Target Inventory Spend: 15%

Calculation: $275,000 × 15% = $41,250

Estimated July 2026 Inventory Budget: $41,250

The target percentage should be determined by the hospital’s leadership, accountant, corporate team, or financial advisor. The 15% above is only an example and not a universal benchmark.


Inventory Health Benchmarks

One useful way to evaluate inventory health is to compare two metrics together.

Inventory Carry Ratio

Inventory Value ÷ Average Monthly Revenue

Healthy Benchmark: Approximately 20% for many small animal general practices.

Inventory Value per Full-Time Equivalent Veterinarian

Inventory Value ÷ Number of Full-Time Equivalent Veterinarians

Healthy Benchmark: Approximately $15,000-$16,000 per veterinarian for many small animal general practices.

These benchmarks are general guidelines. Specialty, emergency, referral, equine, mixed animal, and large animal hospitals often require different inventory levels due to differences in product mix, case type and service offerings.

How to Interpret the Results

Inventory Carry Ratio

Inventory per DVM

What It May Mean

Within Range

Within Range

Healthy. Inventory is generally aligned with both revenue and doctor capacity.

High

High

Likely overstocked. Review duplicate products, excess quantities, slow-moving inventory, and unnecessary SKUs.

High

Within Range

Inventory levels may be reasonable for doctor capacity, but revenue may be too low relative to inventory investment. Review pricing, missed charges, and billing processes.

Within Range

High

Revenue may support inventory overall, but inventory may still be higher than expected for the number of doctors. Review product mix, duplicate SKUs, and slow-moving categories.
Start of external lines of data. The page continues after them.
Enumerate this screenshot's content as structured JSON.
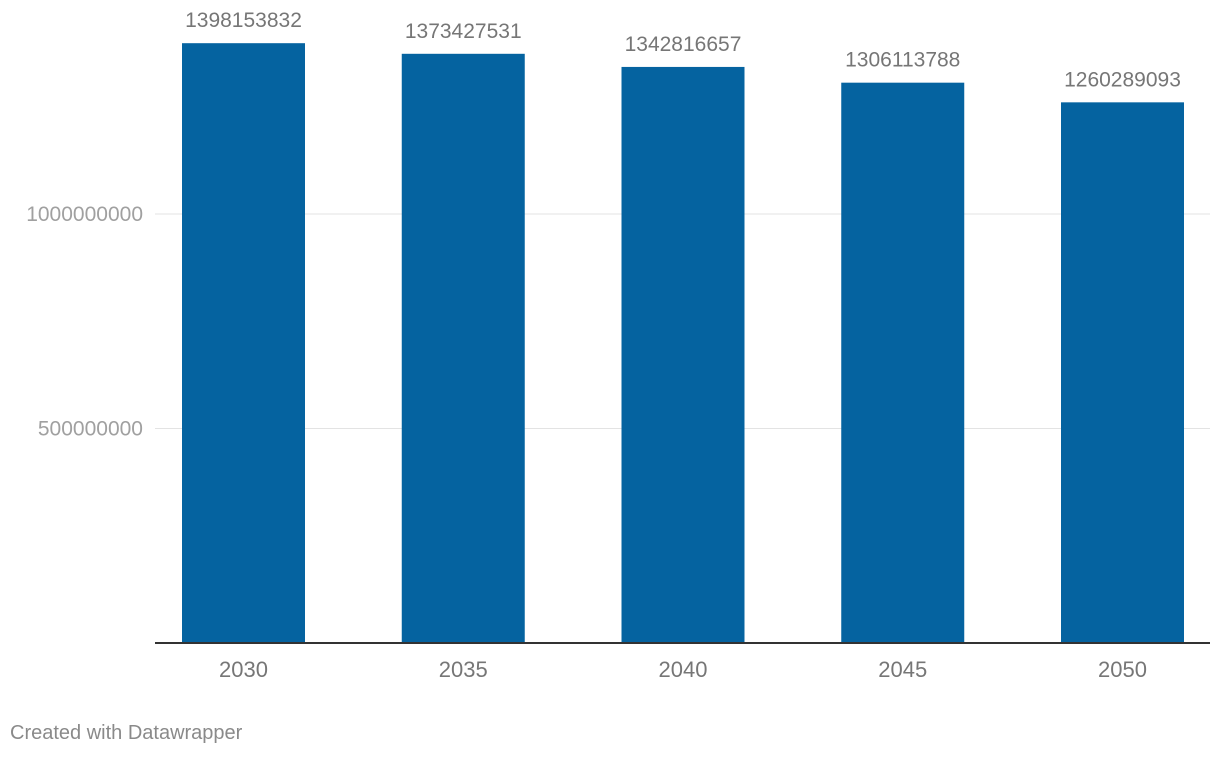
{
  "chart_data": {
    "type": "bar",
    "categories": [
      "2030",
      "2035",
      "2040",
      "2045",
      "2050"
    ],
    "values": [
      1398153832,
      1373427531,
      1342816657,
      1306113788,
      1260289093
    ],
    "value_labels": [
      "1398153832",
      "1373427531",
      "1342816657",
      "1306113788",
      "1260289093"
    ],
    "yticks": [
      500000000,
      1000000000
    ],
    "ytick_labels": [
      "500000000",
      "1000000000"
    ],
    "ylim": [
      0,
      1500000000
    ],
    "grid": true,
    "bar_color": "#0563a0",
    "label_color": "#767676",
    "axis_label_color": "#a0a0a0"
  },
  "footer": {
    "credit": "Created with Datawrapper"
  }
}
If COGS appear high, the issue may not be inventory spending alone. It may also indicate that revenue is too low relative to the inventory required to support the hospital.

COGS % = Cost ÷ Revenue


Signs Your Budget May Need Review

Your budget may be too restrictive if:

  • Inventory Ally recommendations are consistently above budget despite healthy inventory practices

  • Your team is frequently placing emergency orders

  • You’re regularly delaying replenishment of products that are actively being used

  • Inventory has already been cleaned up and optimized

  • Stockouts are increasing despite efforts to reduce spending

If any of these sound familiar, it may be worth reviewing whether the budget aligns with the hospital’s actual inventory needs and patient care requirements.


Key Takeaway

Inventory optimization and budgeting are not competing priorities. The strongest inventory programs use inventory data to determine what needs to be ordered and budgets to monitor overall financial performance.

Inventory Ally helps practices use inventory and usage data to support more informed replenishment decisions.
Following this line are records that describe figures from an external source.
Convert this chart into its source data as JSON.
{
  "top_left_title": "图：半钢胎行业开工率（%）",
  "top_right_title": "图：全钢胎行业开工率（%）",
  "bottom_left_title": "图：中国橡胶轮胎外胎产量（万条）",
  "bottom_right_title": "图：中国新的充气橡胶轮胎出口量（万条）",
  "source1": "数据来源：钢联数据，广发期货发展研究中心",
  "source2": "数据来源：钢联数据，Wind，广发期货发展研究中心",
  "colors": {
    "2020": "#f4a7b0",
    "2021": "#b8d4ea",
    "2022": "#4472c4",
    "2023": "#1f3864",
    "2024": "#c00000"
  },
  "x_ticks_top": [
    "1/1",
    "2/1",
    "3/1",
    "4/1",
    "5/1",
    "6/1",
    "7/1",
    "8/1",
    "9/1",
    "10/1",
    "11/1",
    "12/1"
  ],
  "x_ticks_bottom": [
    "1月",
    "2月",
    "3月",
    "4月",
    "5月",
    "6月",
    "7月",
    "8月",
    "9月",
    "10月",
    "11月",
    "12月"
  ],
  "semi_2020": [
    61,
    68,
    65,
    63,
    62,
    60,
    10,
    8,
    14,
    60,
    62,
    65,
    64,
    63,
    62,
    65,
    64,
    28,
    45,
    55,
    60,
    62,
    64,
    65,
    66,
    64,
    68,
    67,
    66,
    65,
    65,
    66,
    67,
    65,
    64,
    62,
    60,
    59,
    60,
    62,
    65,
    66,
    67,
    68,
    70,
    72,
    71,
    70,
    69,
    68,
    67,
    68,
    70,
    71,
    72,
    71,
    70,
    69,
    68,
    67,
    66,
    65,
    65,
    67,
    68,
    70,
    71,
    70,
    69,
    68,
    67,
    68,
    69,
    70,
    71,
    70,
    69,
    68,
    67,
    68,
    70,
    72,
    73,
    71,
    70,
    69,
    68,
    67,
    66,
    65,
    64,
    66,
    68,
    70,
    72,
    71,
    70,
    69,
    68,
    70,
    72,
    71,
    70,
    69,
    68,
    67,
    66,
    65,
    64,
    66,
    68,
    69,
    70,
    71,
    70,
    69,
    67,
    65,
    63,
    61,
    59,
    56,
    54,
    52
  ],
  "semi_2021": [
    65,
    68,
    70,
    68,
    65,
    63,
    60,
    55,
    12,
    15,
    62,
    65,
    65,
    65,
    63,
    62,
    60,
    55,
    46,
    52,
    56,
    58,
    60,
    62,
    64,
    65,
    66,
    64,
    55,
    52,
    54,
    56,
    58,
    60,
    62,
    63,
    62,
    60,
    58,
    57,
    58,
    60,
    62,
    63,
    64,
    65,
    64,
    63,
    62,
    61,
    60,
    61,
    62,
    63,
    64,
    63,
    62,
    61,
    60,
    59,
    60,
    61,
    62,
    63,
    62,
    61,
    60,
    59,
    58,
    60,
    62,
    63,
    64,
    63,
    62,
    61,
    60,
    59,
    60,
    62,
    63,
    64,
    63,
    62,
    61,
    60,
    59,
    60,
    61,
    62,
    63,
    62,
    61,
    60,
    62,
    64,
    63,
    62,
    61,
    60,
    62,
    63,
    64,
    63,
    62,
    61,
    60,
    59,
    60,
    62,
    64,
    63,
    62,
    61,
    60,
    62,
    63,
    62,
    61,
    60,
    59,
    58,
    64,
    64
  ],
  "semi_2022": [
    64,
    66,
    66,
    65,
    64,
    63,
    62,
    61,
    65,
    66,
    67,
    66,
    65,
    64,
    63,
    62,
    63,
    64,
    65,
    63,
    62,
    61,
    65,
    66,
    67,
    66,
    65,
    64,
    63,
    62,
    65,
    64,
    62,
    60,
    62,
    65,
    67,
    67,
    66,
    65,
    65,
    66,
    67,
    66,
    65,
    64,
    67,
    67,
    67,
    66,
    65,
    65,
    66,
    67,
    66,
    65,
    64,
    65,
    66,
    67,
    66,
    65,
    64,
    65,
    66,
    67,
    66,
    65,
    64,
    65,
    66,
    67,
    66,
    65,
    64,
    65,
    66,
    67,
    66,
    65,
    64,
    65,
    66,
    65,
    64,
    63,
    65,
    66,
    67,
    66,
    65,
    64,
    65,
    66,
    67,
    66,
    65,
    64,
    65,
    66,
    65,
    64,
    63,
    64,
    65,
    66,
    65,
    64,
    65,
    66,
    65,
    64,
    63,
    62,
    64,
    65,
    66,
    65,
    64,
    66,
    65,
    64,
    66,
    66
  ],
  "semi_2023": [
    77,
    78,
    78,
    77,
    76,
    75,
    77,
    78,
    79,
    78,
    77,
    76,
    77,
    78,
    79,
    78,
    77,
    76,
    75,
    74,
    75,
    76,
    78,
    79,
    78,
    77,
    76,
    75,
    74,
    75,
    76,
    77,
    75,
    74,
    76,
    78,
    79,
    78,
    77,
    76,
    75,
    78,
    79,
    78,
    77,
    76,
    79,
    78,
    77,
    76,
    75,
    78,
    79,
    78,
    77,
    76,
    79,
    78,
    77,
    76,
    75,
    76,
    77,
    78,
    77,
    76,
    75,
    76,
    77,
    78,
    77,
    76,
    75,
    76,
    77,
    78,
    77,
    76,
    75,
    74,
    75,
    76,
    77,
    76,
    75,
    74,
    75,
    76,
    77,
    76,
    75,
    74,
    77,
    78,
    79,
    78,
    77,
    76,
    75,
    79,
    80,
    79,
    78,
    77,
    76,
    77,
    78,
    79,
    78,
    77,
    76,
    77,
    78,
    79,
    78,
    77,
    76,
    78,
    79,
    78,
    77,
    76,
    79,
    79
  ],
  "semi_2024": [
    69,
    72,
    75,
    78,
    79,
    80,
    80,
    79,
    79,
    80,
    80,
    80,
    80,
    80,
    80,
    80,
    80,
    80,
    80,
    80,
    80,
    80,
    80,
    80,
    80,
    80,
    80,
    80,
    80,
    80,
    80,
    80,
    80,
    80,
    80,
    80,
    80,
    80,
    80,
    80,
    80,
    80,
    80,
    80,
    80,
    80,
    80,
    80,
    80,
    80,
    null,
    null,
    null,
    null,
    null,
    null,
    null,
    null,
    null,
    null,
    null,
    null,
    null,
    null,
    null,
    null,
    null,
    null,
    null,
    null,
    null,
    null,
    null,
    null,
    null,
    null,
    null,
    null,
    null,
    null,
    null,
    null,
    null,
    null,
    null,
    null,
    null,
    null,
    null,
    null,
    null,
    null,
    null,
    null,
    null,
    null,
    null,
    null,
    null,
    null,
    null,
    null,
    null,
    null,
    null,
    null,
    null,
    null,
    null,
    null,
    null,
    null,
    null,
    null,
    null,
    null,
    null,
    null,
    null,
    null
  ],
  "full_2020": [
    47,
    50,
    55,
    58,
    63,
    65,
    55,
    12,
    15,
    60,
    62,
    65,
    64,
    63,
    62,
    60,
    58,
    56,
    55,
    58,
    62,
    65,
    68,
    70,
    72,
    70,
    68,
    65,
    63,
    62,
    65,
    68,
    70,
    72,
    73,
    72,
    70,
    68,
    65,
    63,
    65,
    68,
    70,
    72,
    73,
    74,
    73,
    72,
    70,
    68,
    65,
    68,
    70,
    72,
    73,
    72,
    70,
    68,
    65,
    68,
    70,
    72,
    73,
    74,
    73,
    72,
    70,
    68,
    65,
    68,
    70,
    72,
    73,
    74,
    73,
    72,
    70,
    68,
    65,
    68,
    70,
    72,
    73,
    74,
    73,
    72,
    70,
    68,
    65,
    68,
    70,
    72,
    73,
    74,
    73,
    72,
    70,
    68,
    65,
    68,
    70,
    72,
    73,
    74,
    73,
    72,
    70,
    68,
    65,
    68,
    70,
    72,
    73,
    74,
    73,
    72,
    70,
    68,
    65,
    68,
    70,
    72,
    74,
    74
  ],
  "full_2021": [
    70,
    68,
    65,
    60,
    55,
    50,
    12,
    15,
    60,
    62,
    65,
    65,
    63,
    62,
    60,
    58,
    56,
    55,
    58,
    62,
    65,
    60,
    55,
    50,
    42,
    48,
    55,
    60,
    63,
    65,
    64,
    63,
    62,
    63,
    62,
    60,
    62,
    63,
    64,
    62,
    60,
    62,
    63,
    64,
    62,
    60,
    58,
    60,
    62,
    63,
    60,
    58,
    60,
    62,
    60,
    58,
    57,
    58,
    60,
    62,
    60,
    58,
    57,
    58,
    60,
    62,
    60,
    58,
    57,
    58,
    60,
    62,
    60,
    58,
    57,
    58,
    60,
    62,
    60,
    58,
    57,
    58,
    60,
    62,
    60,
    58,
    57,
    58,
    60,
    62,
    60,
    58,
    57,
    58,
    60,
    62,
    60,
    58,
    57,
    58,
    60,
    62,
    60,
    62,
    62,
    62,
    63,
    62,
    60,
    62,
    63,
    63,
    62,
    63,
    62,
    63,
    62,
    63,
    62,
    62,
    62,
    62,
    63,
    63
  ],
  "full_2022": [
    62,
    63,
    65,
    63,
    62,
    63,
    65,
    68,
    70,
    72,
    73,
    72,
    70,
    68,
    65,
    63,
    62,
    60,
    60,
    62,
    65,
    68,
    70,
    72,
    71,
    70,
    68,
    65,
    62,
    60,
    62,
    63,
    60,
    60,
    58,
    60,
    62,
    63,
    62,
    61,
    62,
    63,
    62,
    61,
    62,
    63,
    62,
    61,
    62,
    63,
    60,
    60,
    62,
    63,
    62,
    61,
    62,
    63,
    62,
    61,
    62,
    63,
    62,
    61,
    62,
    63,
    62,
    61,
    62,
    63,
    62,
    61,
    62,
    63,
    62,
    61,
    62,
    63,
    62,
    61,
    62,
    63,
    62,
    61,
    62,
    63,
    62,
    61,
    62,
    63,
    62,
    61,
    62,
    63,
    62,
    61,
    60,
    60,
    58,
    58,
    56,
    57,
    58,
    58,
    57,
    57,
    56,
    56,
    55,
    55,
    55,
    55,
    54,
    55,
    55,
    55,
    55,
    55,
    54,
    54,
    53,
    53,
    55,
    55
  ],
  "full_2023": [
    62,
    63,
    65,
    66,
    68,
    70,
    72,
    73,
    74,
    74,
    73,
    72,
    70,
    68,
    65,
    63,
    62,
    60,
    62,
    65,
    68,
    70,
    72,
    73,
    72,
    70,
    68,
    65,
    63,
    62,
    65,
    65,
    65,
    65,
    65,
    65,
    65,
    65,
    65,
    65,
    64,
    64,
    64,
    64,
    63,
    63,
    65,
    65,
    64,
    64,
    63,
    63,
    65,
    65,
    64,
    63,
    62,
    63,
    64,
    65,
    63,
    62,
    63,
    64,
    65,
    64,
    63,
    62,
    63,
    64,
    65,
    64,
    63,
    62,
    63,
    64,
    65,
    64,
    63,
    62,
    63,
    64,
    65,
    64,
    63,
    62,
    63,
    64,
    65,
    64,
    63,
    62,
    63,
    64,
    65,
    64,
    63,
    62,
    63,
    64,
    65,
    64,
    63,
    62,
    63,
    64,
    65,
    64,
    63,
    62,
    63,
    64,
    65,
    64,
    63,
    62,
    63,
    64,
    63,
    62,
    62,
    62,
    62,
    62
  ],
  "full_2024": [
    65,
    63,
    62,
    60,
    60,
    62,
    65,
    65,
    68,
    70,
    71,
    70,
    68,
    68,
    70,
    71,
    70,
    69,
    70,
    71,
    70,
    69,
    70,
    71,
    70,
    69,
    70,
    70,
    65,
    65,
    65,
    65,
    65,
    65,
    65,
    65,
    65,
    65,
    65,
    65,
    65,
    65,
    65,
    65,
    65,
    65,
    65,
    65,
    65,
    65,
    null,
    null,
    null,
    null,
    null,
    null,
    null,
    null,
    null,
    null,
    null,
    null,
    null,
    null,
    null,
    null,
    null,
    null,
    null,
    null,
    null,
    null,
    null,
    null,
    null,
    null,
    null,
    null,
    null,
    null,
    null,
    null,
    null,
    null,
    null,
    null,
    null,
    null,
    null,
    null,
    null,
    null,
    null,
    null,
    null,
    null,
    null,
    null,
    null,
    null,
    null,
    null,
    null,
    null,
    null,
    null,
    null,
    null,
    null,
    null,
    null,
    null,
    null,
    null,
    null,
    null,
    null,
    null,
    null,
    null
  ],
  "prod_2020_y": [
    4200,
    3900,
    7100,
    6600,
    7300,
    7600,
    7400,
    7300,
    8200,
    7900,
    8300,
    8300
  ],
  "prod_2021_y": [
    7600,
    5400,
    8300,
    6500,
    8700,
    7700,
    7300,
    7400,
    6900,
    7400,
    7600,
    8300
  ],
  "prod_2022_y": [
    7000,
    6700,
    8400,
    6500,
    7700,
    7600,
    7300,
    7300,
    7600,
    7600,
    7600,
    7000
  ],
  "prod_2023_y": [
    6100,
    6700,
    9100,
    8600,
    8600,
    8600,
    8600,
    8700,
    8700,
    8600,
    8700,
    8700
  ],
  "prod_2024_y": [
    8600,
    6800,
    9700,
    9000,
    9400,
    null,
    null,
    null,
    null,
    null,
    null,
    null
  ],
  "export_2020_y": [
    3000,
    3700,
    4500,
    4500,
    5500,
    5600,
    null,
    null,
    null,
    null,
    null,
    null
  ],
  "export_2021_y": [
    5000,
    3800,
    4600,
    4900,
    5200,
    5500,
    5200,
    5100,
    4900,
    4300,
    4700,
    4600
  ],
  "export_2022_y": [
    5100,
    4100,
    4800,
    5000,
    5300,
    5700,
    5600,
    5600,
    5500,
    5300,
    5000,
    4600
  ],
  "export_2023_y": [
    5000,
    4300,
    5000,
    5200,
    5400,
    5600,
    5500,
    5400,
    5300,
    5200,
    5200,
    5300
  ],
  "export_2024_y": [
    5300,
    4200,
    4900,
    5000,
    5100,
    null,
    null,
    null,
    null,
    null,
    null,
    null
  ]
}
The most successful hospitals often:

  • Optimize inventory first

  • Reduce unnecessary SKUs

  • Review slow-moving products regularly

  • Use demand-based replenishment to help guide ordering decisions

  • Evaluate inventory spending over time rather than week to week

  • Use budgets as a financial guardrail rather than the primary driver of ordering decisions

The goal is not simply to spend less.

The goal is to maintain the right inventory, in the right quantity, at the right time while supporting both patient care and financial health.